Sobre el acto creador

 Jorge Wagensberg
Magritte, Madame Recamier de David
Sea el universo el conjunto de todo lo que existe. Estoy seguro de que el universo existe porque creo en la existencia de al menos una cosa: la mente (la mía, claro): «Cogito, ergo sum». Pero como la frase no es mía, es casi seguro que mi mente no es un caso insólito del universo. Parece, pues, más que razonable concluir que las mentes no sólo existen, sino que además tienen la facultad de influirse mutuamente. Divi­damos ahora el universo en dos partes. Sea una de las partes una mente cualquiera de las que habitan el universo y sea la otra parte el resto del universo. Tal desproporcionada parti­ción puede hacerse, claro, para todas y cada una de las men­tes. Si las mentes se influyen mutuamente es porque algo fluye entre unas y otras. Es decir, parece claro que la mente es capaz de producir algo y que al menos parte de ese pro­ducto mental es exportable, y no menos claro parece que al menos parte de ese producto mental exportable es, a su vez, importable por otra mente que, tampoco está descartado, acusaría tal importación. ¿Qué puede ser ese algo producido por la mente capaz de alcanzar otras mentes?

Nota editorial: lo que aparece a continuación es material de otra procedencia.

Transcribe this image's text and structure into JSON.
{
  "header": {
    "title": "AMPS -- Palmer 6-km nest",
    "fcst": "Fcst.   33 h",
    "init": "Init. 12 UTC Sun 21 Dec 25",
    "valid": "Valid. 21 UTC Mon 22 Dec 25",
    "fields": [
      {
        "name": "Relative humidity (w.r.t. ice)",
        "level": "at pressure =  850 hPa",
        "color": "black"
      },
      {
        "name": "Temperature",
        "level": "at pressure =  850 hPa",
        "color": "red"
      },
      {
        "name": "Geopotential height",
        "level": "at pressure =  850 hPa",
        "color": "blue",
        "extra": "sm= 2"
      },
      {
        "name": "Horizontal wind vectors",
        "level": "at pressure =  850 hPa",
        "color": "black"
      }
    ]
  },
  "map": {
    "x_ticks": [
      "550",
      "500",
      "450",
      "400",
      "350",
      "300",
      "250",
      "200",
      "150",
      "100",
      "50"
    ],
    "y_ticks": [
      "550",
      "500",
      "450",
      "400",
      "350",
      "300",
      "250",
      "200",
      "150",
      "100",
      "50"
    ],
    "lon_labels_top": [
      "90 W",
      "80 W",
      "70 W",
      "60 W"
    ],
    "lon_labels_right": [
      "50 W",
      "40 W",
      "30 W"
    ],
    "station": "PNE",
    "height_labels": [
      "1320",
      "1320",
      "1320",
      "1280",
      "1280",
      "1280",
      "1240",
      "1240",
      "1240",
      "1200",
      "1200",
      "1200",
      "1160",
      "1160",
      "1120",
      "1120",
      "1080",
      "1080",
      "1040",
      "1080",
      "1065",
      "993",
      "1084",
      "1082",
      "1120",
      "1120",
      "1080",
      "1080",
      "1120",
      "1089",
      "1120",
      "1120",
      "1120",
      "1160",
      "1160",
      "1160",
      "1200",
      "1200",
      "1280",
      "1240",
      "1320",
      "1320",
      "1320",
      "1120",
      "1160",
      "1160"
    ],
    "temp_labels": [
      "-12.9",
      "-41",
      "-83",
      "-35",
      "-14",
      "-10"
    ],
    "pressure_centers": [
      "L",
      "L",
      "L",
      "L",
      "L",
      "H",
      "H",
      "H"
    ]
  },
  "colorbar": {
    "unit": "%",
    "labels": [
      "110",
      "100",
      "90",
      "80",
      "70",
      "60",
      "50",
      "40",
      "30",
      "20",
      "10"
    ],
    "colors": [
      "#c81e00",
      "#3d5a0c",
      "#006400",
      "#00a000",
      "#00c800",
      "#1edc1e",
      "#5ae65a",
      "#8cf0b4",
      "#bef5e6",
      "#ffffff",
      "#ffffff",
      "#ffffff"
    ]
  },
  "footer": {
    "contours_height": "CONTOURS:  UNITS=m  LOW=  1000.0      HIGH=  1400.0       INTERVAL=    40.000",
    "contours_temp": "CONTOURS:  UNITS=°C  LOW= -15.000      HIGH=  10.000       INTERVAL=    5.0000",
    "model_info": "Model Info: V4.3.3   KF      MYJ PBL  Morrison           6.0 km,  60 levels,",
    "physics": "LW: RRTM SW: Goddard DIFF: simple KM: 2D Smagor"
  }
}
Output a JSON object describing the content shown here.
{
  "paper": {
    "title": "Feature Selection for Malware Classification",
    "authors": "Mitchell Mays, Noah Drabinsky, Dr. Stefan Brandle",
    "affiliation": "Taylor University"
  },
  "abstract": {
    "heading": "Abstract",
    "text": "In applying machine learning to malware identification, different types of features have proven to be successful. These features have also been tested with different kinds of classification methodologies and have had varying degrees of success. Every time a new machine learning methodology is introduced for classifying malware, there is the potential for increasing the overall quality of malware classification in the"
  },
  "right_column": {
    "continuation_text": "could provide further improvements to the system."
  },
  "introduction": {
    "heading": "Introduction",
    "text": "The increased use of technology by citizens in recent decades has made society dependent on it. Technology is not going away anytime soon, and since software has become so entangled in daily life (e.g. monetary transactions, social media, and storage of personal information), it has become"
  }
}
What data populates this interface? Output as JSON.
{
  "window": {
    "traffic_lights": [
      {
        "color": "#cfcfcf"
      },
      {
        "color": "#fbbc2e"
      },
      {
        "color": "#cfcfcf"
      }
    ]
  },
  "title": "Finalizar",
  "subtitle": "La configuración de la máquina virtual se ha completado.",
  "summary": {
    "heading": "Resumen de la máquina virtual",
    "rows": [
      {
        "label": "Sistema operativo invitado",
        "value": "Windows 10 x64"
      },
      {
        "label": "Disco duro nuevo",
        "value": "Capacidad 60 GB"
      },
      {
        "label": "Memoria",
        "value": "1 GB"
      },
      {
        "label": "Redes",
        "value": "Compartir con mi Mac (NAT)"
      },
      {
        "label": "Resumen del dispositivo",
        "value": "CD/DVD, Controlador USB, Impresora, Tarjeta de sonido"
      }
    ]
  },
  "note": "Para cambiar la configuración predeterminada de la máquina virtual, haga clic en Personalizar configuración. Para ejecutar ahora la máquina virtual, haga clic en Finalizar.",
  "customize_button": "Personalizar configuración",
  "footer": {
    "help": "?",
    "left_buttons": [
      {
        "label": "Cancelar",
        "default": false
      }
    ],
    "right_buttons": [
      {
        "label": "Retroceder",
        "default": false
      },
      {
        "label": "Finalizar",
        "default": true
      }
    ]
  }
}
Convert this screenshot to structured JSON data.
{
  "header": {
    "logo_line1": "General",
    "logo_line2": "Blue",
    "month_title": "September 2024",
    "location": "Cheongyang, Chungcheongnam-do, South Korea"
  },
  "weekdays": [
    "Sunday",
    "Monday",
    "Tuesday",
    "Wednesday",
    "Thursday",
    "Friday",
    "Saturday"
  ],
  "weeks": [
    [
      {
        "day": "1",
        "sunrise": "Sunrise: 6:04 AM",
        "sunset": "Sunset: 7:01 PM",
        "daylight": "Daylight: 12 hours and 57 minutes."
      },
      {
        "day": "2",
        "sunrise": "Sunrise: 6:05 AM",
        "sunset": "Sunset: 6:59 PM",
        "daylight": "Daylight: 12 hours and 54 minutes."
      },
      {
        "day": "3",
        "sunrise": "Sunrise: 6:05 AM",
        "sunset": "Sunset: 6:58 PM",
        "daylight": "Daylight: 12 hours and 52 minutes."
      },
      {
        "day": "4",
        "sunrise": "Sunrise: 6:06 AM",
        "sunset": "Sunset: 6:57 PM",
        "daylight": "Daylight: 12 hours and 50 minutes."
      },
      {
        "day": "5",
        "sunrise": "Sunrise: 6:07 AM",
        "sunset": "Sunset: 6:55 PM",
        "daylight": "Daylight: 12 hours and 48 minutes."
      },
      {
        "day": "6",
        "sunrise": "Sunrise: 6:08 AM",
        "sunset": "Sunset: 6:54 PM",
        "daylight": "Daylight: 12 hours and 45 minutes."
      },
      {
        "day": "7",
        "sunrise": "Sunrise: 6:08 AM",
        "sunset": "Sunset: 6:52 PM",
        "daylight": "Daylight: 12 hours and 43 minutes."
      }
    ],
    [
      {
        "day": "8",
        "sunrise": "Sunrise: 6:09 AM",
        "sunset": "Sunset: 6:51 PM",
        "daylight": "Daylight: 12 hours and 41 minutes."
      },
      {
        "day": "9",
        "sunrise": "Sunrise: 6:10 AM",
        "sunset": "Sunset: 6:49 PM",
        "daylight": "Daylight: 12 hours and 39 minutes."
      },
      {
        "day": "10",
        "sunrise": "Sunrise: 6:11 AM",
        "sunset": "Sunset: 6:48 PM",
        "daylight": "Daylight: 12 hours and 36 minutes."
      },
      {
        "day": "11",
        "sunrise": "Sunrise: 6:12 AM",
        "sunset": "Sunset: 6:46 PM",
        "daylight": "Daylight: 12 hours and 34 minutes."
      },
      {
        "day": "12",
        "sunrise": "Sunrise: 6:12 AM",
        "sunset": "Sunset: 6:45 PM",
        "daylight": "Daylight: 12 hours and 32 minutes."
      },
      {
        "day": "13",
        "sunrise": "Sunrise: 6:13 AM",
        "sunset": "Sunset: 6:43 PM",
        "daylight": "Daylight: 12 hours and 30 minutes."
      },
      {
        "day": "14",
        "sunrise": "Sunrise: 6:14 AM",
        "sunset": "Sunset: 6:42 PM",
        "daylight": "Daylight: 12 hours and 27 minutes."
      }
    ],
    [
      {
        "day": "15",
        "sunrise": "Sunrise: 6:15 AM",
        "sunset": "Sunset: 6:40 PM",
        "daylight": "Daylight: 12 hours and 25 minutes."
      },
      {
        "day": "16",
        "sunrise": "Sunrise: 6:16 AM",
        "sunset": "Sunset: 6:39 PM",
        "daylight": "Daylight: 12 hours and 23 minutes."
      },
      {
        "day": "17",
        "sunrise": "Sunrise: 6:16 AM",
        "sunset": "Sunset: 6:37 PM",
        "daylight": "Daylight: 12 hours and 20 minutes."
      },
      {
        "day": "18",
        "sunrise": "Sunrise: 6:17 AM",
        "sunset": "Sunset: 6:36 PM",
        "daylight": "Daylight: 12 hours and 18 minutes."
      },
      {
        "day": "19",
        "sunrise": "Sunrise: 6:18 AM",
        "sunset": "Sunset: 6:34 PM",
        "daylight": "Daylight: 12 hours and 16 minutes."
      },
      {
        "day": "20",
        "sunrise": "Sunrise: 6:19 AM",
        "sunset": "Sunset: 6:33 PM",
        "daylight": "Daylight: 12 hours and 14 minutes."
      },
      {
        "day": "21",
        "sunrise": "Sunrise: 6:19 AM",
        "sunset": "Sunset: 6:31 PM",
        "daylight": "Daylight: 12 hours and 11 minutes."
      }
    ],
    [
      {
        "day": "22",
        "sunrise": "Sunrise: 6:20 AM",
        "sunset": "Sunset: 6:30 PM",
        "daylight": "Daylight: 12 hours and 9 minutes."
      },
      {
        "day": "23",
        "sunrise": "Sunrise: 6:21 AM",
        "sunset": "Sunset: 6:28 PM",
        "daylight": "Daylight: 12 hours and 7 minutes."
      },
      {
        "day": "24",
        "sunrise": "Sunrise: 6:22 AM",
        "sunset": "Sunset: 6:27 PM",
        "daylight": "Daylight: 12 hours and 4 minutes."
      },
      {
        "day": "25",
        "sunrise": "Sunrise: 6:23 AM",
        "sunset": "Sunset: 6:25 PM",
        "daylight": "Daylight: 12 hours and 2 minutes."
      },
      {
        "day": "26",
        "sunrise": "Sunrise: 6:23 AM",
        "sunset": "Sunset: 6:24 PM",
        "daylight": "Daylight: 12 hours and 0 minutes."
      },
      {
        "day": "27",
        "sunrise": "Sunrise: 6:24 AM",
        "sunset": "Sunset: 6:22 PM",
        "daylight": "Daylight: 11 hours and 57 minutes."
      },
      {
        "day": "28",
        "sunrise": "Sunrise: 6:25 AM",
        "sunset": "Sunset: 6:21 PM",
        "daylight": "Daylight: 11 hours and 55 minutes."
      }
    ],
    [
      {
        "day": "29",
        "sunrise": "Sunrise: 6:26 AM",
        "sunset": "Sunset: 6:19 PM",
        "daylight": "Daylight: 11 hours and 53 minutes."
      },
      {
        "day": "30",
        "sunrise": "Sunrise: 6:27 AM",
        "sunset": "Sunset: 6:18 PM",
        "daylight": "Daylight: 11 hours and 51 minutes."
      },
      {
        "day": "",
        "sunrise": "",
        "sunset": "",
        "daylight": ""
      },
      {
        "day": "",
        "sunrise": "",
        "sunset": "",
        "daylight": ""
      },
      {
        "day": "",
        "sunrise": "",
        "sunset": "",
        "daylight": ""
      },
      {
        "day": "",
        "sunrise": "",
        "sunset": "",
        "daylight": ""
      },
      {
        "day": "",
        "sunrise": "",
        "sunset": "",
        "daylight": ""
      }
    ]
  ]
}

Llamemos imágenes a los productos de la mente, esto es, a las represen­taciones que la mente se hace del universo o de parte del uni­verso. Algunas de estas imágenes tienen la facultad de alte­rar el estado de otras mentes, son transmisibles. Llamemos a tales imágenes de otra manera. Llamémoslas conocimiento. Conocimiento es, pues, el producto mental capaz de pertur­bar el estado mental ajeno. Admitiremos incluso, como caso particular, que la mente productora y la mente receptora puedan ser la misma mente; pero, dado que para recibir prime­ro hay que emitir, el conocimiento en el que sólo se involu­cra una única mente debe, necesariamente, rebotar en algún punto del mundo exterior.
¿Qué es crear? Crear es crear conocimiento. Según esto, el mismo universo sería el conocimiento de Dios, y el arte y la ciencia el conocimiento de los hombres.
La ciencia es en el fondo la creación más dolorosa para el hombre, pues el primer principio del método científico obliga a la mente a excluirse del objeto del conocimiento. El beneficio es conocimiento objetivo y universal, el precio es la soledad cósmica del científico. El científico no está pre­sente en el modelo del mundo. Es, como máximo, una anéc­dota curiosa. Su objetivo es formular buenas preguntas a la naturaleza. La respuesta es lo de menos, porque cada pre­gunta llega en realidad con la respuesta a cuestas. La res­puesta es pura rutina. El momento de íntima trascendencia para el creador científico es cuando una pregunta rebota en alguna parte y se refleja en forma de una nueva pregunta. Es justamente en ese momento cuando el científico es cons­ciente de su acto creador. Pero no hay ciencia si los demás no dicen que la hay. El científico nunca está seguro de haber hecho ciencia.
El arte no sirve a tan cruel principio. Más bien al contra­rio. La mente creadora se empeña en estar presente en el ob­jeto de conocimiento. El verdadero y acaso único principio del arte es el que asegura la probabilidad de una especie de milagro: la comunicabilidad de complejidades ininteligibles. El acto artístico es un acto entre pares de mentes, la produc­tora de conocimiento y la receptora. La emoción del arte está siempre en la mente receptora que cree recibir. Y el mo­mento de trascendencia para el creador artístico es, claro, cuando experimenta su propio milagro. Una sola mente es suficiente para la existencia de arte. El artista siempre sabe muy bien si ha hecho arte.